My father-in-law once told Sarah that I will give pieces of myself away trying to save others until one day I won’t have anything of myself left. That scares me, because it has caused issues in the past. I wonder if a lifetime spent trying to save everyone will doom me to losing myself. That I never really learned to look after me and what’s important in my life, including my partner. Maybe I’m wrong. Maybe I am an addict. I’m not addicted to a substance, but a behavior. If so, I can begin to appreciate how compelling the craving is. Is the inability of saying no an illness? Does this  epiphany help me sympathize or will the need to protect myself put the final nail in the coffin? I have to remind myself it’s not my responsibility to save her, nor can I. I can remind her that her son’s life is worth getting better for. For that matter, so is hers. I can’t make her see it, despite the itch to try. Perhaps, the right answer to her question is she was an eye-opening influence, in that I finally see my behavior is a pattern, an issue. Not so dangerous as drugs or alcohol,  but self-threatening maybe. I can’t thank her for the lesson, because it sounds callous to say thank you for coming back in my life to teach me that I need to let go of this desire to save people. Thank you for helping me see that my life is pretty good, and I don’t need to seek out people who are broken like I did before, seeking fulfillment in saving others. Will I stop helping people? No, I know I won’t. But I won’t do it if it means sacrificing myself and my family.

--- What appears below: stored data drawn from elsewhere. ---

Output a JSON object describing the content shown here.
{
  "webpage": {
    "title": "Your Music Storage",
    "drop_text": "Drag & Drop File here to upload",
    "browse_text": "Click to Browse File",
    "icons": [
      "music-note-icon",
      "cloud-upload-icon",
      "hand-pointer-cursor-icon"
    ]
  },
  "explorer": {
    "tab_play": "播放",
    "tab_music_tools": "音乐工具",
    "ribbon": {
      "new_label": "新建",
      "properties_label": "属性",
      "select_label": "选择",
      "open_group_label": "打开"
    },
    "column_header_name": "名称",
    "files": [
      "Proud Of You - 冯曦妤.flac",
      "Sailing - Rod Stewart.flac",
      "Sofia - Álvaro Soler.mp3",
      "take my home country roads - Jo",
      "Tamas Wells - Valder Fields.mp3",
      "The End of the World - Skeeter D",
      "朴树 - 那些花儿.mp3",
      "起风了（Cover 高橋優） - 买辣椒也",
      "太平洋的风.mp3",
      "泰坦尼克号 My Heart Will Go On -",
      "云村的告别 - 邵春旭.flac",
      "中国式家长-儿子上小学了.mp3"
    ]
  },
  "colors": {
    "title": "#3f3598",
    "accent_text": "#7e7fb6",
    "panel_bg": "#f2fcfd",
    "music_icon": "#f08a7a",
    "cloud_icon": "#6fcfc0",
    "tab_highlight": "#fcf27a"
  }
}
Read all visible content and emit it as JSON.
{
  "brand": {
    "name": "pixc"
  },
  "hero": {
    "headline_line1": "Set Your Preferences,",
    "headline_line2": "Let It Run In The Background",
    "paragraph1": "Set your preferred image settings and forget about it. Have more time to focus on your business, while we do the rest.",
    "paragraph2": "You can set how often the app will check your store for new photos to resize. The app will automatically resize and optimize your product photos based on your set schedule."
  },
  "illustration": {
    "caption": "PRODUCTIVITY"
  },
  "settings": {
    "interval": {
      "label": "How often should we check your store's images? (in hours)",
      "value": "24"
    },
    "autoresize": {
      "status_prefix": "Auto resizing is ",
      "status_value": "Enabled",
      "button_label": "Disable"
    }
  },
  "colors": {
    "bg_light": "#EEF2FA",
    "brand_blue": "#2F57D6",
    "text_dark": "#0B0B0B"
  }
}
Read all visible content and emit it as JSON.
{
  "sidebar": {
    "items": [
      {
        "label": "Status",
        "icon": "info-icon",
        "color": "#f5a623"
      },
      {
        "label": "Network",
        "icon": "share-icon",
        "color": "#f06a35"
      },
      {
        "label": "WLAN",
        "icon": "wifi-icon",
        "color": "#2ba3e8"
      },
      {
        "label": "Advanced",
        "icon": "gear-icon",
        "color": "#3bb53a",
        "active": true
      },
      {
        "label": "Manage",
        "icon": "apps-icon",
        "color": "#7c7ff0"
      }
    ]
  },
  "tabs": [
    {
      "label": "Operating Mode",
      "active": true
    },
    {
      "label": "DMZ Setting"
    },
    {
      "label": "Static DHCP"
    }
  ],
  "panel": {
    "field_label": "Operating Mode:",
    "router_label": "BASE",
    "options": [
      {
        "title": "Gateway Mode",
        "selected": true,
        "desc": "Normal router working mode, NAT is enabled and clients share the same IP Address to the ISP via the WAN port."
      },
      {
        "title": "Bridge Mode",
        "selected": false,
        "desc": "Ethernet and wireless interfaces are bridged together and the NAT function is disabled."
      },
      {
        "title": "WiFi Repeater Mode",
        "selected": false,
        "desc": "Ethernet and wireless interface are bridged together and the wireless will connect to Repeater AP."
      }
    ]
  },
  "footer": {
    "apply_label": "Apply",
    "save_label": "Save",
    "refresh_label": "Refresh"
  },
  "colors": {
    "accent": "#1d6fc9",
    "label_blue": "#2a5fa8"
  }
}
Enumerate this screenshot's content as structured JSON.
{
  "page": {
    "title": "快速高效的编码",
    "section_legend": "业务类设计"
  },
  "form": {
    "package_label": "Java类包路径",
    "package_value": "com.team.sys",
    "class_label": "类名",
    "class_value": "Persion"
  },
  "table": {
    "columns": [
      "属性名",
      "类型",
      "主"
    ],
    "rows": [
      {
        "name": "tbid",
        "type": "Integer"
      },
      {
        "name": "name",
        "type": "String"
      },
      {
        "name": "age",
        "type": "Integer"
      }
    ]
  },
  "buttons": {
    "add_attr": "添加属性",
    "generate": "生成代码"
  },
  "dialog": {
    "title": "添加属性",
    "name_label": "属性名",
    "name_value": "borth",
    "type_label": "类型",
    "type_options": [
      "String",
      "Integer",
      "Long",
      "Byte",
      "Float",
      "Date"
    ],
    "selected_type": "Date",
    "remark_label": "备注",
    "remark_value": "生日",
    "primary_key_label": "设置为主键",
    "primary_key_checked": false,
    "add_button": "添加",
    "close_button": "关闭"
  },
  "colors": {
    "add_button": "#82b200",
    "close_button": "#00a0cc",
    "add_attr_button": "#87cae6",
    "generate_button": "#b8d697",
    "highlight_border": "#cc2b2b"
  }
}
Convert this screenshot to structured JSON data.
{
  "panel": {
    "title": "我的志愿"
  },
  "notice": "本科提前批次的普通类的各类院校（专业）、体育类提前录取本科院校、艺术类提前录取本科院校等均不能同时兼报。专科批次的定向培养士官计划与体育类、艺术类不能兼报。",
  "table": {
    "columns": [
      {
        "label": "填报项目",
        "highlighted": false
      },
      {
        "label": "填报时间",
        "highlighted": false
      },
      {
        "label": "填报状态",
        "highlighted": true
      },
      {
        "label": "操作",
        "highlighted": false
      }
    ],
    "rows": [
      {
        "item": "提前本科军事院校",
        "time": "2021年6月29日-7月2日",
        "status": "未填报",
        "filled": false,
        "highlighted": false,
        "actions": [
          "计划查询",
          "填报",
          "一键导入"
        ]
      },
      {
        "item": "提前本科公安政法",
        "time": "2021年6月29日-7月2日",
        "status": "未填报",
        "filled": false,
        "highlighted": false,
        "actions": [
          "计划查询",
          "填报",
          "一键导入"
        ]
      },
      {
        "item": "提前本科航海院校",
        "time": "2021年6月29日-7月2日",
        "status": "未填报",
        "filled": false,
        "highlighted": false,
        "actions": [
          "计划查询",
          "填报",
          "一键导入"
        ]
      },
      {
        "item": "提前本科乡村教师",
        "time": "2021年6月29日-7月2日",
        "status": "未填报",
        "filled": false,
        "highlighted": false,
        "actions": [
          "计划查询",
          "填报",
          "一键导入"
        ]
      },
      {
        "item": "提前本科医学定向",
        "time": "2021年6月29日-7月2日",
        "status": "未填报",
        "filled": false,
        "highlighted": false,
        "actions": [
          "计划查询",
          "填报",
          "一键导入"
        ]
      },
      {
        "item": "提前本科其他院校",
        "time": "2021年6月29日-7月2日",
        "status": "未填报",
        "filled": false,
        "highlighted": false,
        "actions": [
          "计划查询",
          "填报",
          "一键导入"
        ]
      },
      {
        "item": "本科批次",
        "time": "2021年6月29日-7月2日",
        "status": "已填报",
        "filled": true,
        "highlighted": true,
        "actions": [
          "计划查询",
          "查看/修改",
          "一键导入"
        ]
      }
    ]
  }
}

I texted. I didn’t ask how I could fix it. I told her I’m sorry she had a relapse. I hope she realizes she has a lot of reasons to live. I hope she understands it’s not too late to save herself. I’m hoping…

Monday, April 4, 2016

My Anne Shirley

Friday marked the end of a personal era for me. When I started my current job almost ten years ago, I was new to the city and new to the company. Sarah was the only person I knew in Indy. My first day, I moved quietly into a cube surrounded by unfamiliar faces. I was introduced to the nearest ones, praying that within time, I might make a new set of work friends, as I’d left my old ones behind in the move.

I couldn’t have prepared myself for the overwhelming welcome I received from a woman whom I would come to call a dear friend, so much more than just a work friend. She would become a bosom friend, of which Anne Shirley so fondly referred to: “a bosom friend–an intimate friend, you know–a really kindred spirit to whom I can confide my inmost soul.”

This dear friend nursed me through mental and emotional rough patches. She lugged me to the ER when my nose bled for thirty minutes straight and wouldn’t stop, delighting in the fuss of fixing me. She was the person I was with when I found out my dad had been diagnosed with esophageal cancer, and held me as the initial shock wore off. In turn, I forced her to the med check when she threw her back out and couldn’t stand up straight. We were close enough I could drive her home, get her changed into pajamas and put her to bed. We’ve weathered many a storm together, ever thankful for a soft shoulder and a strong hug when we needed it. Many a day, she would kiss me on the forehead and tell me she loved me. I based one of my first characters on her. She read that book and every one after, sharing her opinion, good or bad. She brought me into her world and in doing so, opened the company to me. She has been one of my fiercest supporters and truest friends.

Friday was her last day here. As I sat across the desk, completing the last of our tasks together, I realized how much I would miss her. Our friendship won’t go away with her leaving, but I will miss the daily hugs, the I love you’s, the pick-me-ups, all the get your head on straights.

I have been blessed with a handful of friends I would consider kindred spirits, who have enriched my life in ways I can’t even fathom. I’m reminded in a world that is often shaky and unreliable, I have a port to seek shelter in. It’s made me realize that the best gift a true friend can give you is unconditional love and support, and a world possessed of these generous creatures is a good world indeed. I hope for everyone to have their own Anne Shirley, for “kindred spirits are not so scarce as I used to think. It's splendid to find out there are so many of them in the world.”